Background: Intravenous iron supplementation is an established therapy for patients with heart failure (HF) and concomitant iron deficiency reducing the risk of HF hospitalization. However, concerns persist regarding potential adverse vascular effects, since iron may induce oxidative stress, inflammation, and apoptosis of endothelial cells. To assess endothelial health following ferric carboxymaltose (FCM) administration, we analyzed the profile of circulating endothelial microvesicles (EMVs) and endothelial progenitor cells (EPCs) in a cohort of 23 HF patients using flow cytometry.

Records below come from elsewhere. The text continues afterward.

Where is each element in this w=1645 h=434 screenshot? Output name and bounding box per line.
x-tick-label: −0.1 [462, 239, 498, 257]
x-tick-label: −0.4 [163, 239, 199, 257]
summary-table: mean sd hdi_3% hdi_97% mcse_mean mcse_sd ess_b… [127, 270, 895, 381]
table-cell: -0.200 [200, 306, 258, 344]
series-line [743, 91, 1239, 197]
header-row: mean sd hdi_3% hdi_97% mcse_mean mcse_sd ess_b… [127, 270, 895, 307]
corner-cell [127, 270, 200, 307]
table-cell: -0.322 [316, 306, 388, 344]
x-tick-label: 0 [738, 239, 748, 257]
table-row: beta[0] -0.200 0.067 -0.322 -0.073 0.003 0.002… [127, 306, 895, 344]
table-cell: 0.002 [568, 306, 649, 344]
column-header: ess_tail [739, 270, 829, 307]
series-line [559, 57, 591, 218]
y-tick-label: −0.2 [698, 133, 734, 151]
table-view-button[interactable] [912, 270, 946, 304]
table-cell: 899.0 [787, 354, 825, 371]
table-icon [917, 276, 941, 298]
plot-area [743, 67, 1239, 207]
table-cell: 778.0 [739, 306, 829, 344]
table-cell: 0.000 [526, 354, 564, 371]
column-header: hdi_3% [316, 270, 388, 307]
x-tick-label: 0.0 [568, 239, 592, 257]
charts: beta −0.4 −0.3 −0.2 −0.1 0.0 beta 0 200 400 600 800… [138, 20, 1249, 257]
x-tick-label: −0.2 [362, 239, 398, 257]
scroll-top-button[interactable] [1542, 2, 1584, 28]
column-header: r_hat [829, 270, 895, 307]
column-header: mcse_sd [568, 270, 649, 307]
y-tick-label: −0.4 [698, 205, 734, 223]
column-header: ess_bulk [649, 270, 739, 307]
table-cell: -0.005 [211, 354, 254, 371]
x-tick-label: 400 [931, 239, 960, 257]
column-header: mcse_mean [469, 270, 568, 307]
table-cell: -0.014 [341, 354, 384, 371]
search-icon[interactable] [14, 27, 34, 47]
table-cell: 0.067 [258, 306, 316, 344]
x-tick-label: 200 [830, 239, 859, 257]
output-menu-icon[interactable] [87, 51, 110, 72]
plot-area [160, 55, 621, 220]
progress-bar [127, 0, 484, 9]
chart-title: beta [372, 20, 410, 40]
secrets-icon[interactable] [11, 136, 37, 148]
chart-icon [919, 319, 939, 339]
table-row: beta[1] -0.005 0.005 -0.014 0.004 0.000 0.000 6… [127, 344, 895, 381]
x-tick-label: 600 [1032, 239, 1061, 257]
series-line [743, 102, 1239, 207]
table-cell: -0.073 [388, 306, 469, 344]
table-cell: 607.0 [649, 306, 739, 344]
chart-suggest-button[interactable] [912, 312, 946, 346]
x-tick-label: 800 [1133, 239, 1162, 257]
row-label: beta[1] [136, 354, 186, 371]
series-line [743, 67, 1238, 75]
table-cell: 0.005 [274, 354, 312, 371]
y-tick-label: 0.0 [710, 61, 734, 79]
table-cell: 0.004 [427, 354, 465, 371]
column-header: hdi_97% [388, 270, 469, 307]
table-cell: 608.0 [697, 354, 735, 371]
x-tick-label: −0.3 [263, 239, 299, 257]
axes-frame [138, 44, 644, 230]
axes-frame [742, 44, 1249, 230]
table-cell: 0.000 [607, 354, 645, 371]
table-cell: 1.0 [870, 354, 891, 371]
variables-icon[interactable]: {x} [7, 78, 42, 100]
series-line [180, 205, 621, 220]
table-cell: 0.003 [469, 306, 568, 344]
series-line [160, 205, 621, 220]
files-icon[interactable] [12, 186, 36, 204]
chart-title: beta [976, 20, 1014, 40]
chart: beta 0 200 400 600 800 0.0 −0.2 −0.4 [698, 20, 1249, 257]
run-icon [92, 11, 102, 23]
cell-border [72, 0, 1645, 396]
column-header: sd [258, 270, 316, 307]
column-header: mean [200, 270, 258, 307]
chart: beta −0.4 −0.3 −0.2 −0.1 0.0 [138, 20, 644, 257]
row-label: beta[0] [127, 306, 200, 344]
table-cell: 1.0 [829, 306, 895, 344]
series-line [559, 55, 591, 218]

Results: Compared to healthy subjects, baseline levels of CD31+/CD41- EMVs were higher and EMVs featured a more apoptotic phenotype in HF patients. Following FCM administration, EMV levels showed a rapid but transient increase and displayed an altered phenotype profile with dominant augmentation of EMVs expressing inducible markers CD62E and CD54, indicating endothelial inflammatory activation and injury. Levels of circulating vasoregenerative CD45lowCD34+KDR+ EPCs were lower in HF patients and FCM application resulted in an early decrease of EPCs followed by substantial mobilization into the circulation after one week. Levels of EMVs and EPCs returned to baseline values within two and four weeks, respectively. HF patients with additional chronic kidney disease showed an elevated EMV/EPC ratio and diminished EPC mobilization, suggesting impaired vascular repair capacity. Providing a mechanistic link, experiments with cultured endothelial cells revealed that FCM dose-dependently promotes endothelial apoptosis, increases expression of adhesion molecules and CXCL12, and triggers generation of EMVs.

Conclusion: Intravenous iron supplementation with FCM in HF patients induces a biphasic response with initial increased release of CD62E+ and CD54+ enriched EMVs and subsequent mobilization of EPCs, indicating endothelial dysfunction upon FCM and suggesting consecutive engagement of a defense program aimed to reconstitute vascular health.